Puri and the team see their findings as an opportunity to expand current ideas about how transcription factors operate.

"We have provided seminal evidence that the same transcriptional activator can also play a repressor role at the very beginning of the process of cell transdifferentiation or reprogramming," said Puri. "Transcription factors are way more versatile than we thought, and this newfound versatility is dictated by where and how they bind to DNA."

Puri says that the group's findings regarding cellular reprogramming may help advance efforts to develop regenerative medicine therapies and to better understand the process of cellular reprogramming itself.

"In regenerative medicine, we hope to treat certain medical conditions by turning one cell type into another, one pathological cell into one physiologically normal or even therapeutic cell," said Puri. "And now we know that an important task is the repression of the previous lineage's gene expression furniture."

Puri also emphasized MYOD's role in filtering out competing biochemical signals during cellular reprogramming.

"There are a variety of growth factors or regeneration cues that typically encounter these cells during the regeneration period," said Puri. "MYOD is able to be very selective in repressing most of the gene expression that would be activated by these cues in order to curate the proper program for building muscle."

Next, the research team plans to explore what happens when MYOD's repression of the cell's prior identity is incomplete.
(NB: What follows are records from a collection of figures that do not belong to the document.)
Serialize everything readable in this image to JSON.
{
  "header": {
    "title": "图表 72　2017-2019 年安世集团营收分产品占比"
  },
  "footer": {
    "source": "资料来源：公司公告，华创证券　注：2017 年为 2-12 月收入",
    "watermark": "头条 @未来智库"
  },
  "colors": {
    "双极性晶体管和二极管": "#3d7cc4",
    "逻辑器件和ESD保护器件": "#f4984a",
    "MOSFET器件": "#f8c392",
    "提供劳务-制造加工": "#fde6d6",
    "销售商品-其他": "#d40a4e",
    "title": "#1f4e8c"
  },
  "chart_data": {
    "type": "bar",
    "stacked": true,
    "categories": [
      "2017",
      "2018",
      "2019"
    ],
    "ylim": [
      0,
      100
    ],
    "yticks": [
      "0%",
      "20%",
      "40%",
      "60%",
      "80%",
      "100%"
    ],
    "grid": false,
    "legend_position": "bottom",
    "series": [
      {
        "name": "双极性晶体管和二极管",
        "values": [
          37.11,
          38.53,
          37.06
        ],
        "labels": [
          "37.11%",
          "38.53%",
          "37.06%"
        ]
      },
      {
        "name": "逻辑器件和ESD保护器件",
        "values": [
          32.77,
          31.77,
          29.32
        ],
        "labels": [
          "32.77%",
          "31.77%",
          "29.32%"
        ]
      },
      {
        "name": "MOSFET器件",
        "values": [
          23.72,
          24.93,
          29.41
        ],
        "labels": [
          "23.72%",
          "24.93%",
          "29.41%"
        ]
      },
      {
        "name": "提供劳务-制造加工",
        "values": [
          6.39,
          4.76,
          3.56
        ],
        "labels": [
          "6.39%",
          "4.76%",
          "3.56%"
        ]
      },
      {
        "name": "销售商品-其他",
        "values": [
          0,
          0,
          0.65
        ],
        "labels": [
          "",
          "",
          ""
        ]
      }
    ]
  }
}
This phenomenon may help explain why some athlete's muscles recover better as they get older or why some people suffer from the age-related muscle mass deterioration and frailty known as sarcopenia at a younger age.

"It may be that small alterations in MYOD's silencing role are tolerated by the body but progressively impair muscle function," said Puri. "Better understanding this concept may have an enormous impact in terms of biomedical applications for regenerative and sports medicine for athletes and sarcopenia patients."

Puri shared that children suffering from muscular dystrophy experience a transition period called the honeymoon. For a length of time that varies with each child, their bodies can still deal with the disease by regenerating their muscle.

"If we can better understand this honeymoon period, then we may be able to use regenerative medicine approaches to extend it for as long as possible," said Puri.